VideoLISA's OTSA (One-Token-Seg-All) strategy uses the same [SEG] token to independently segment each frame. However, a single query carries a positional prior and struggles to adapt to target motion (e.g., moving from right to left), leading to ID switches.

Query propagation updates the query frame by frame:

  • After each frame is segmented, the output query of the current frame is propagated to the next frame.
  • The query is refined online, smoothly capturing the temporal motion trajectory.
  • Contextual temporal information is effectively modeled.
\[\text{QP}: \quad q_{t+1} = \text{MaskDecoder}(q_t, F_t) \rightarrow q_{t+1}\]

Training Pipeline

Stage 1 — Audio-text alignment: The audio encoder MLP is trained using ASR and Audio Caption datasets; all other parameters are frozen.

Stage 2 — Omnimodal instructed segmentation fine-tuning: Training is performed on a mixture of datasets (ADE20K, COCO-Stuff, RefCOCO series, MeViS, ReVOS, Ref-AVS, OmniAVS, etc.), with LoRA fine-tuning applied to the LLM and full training of mask head parameters.

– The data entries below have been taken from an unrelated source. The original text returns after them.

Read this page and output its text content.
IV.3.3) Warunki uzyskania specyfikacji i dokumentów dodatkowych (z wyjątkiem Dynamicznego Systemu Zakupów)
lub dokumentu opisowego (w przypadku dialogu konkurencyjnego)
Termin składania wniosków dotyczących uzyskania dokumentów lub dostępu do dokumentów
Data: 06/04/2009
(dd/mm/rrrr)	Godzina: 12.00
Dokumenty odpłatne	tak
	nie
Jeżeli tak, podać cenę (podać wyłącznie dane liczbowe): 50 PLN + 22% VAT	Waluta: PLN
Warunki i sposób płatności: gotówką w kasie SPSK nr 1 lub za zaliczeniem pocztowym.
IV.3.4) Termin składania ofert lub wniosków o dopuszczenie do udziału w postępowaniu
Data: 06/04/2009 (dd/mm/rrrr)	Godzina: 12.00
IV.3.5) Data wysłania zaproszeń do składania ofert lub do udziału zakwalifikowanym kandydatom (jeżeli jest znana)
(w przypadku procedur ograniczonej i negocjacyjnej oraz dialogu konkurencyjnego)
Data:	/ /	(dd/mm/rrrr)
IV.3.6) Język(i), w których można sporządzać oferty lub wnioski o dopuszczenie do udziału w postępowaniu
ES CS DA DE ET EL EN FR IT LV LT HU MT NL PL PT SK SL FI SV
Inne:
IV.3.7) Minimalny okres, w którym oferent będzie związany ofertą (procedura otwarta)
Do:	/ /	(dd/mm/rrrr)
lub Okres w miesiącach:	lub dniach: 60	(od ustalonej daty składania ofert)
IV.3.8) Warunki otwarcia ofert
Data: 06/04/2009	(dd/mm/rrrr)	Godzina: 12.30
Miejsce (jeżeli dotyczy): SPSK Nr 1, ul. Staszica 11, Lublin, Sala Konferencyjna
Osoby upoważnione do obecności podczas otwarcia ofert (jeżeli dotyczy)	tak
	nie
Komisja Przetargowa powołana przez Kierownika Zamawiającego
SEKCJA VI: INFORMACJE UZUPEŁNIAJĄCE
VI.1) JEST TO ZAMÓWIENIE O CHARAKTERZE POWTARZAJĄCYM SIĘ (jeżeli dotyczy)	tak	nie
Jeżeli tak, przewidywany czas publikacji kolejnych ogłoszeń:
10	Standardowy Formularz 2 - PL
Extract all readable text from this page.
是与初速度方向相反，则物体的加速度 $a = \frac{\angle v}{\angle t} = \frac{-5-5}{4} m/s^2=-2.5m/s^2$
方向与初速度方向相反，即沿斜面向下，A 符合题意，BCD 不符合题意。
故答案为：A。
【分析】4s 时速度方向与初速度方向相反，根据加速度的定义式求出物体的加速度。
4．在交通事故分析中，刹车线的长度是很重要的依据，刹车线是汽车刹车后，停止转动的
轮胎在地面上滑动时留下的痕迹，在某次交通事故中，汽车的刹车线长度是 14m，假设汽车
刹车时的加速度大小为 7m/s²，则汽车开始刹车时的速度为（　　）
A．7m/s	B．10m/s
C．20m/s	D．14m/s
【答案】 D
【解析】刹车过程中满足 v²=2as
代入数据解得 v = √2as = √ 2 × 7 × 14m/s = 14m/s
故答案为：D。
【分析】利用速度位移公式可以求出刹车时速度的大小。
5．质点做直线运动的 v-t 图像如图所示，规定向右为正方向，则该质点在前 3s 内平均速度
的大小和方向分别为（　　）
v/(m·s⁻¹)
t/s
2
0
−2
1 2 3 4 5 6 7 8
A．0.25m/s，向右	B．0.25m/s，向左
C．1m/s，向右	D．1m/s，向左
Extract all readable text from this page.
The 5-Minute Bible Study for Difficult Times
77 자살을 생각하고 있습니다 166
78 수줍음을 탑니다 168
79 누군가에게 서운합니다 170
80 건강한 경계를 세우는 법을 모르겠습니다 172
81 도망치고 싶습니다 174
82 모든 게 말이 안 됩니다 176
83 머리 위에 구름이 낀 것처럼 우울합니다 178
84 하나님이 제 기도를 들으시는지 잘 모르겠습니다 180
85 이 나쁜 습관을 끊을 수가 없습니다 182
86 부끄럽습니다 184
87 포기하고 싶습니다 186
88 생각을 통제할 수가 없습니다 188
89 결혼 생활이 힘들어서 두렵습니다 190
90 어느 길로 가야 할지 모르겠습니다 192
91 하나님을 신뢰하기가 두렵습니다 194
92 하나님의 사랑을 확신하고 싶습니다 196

The loss comprises cross-entropy (text) + DICE + BCE (segmentation).

Key Experimental Results

OmniAVS Benchmark

Method Overall \(\mathcal{J\&F}\) I (Text) VII (Text+Sound+Image) VIII (Speech+Sound+Image) METEOR
LMPM 25.8 31.2 - - -
MUTR 32.3 35.4 41.6 40.5 -
LISA-13B 36.1 36.4 46.7 45.7 16.5
OISA-1B 41.1 40.1 52.6 53.0 21.7

With only 1B parameters, OISA-1B surpasses LISA-13B by 5.0%, with concurrent improvements in reasoning explanation quality (METEOR +5.2). Multimodal combination inputs (VII/VIII) yield the best results, demonstrating the complementarity of multiple modalities.

Ref-AVS Benchmark

Method Seen \(\mathcal{J}\) Unseen \(\mathcal{J}\) Mix \(\mathcal{J\&F}\)
EEMC 34.2 49.5 41.9/58.1
OISA-1B 51.7 58.3 54.5/61.4

Improvements of +17.5 and +8.8 are achieved on the Seen and Unseen splits, respectively.

Ablation Study

Audio-visual fusion strategies:

Fusion Method TVQA Subset Overall
Attention 37.4 35.8
Concatenation 36.9 35.3
AVI + Concatenation 42.0 40.5

Mask head design:

Query Type Mask Head \(\mathcal{J\&F}\) FPS
OTSA SAM 38.1 4.3
OTSA M2F 35.2 15.7
QP SAM 41.2 4.1
QP M2F 40.5 12.3

Query propagation improves over OTSA by +5.3 \(\mathcal{J\&F}\) on the M2F head while maintaining a 3× speed advantage.

Key Findings

  1. Audio-visual interleaving is the optimal solution for temporal alignment, with the most pronounced advantage on the TVQA subset (dense dialogue).
  2. More modalities lead to better performance (splits VII/VIII achieve the highest scores), confirming that multiple modalities provide complementary information.
  3. Query propagation substantially improves tracking quality for dynamic targets, resolving the ID-switching problem of OTSA.
  4. OmniAVS is 17% more challenging than Ref-AVS (41.1 vs. 58.0), validating the dataset's difficulty.

Highlights & Insights

  • Forward-looking dataset design: 8 modality combinations + reasoning explanations + multi-target referring provide a fine-grained perception benchmark for omnimodal AI.
  • From "hearing" to "understanding": RAVS is advanced from acoustic attribute detection to sound content reasoning.
  • 1B model outperforms 13B: Demonstrates that task-specific design (AVI + QP) matters more than parameter count alone.

Limitations & Future Work

  • The base LLM is only 0.5B, limiting capability in scenarios requiring deep reasoning (e.g., ReasonSeg).
  • Disentangling complex overlapping sounds remains a bottleneck (e.g., multiple simultaneous speakers with background noise).
  • Speech expressions are synthesized via TTS, creating a distribution gap relative to real human speech.
  • Audio-visual scene understanding: AVSBench, Ref-AVS, Music-AVQA, and related audio-visual joint learning works.
  • Reasoning segmentation: LISA, VideoLISA, VISA, and other MLLM-based reasoning segmentation methods.
  • Omnimodal models: ChatGPT-4o, VideoLLaMA, and other multimodal understanding systems.

Rating

  • Novelty: ⭐⭐⭐⭐⭐ — The OmniAVS dataset defines an entirely new paradigm for omnimodal reasoning segmentation.
  • Technical Depth: ⭐⭐⭐⭐ — AVI and query propagation are well-motivated and effective designs.
  • Experimental Thoroughness: ⭐⭐⭐⭐⭐ — Comprehensive validation across OmniAVS/Ref-AVS/RefCOCO/MeViS/ReVOS on multiple tasks.
  • Writing Quality: ⭐⭐⭐⭐ — Dataset motivation and comparison with Ref-AVS are clearly argued.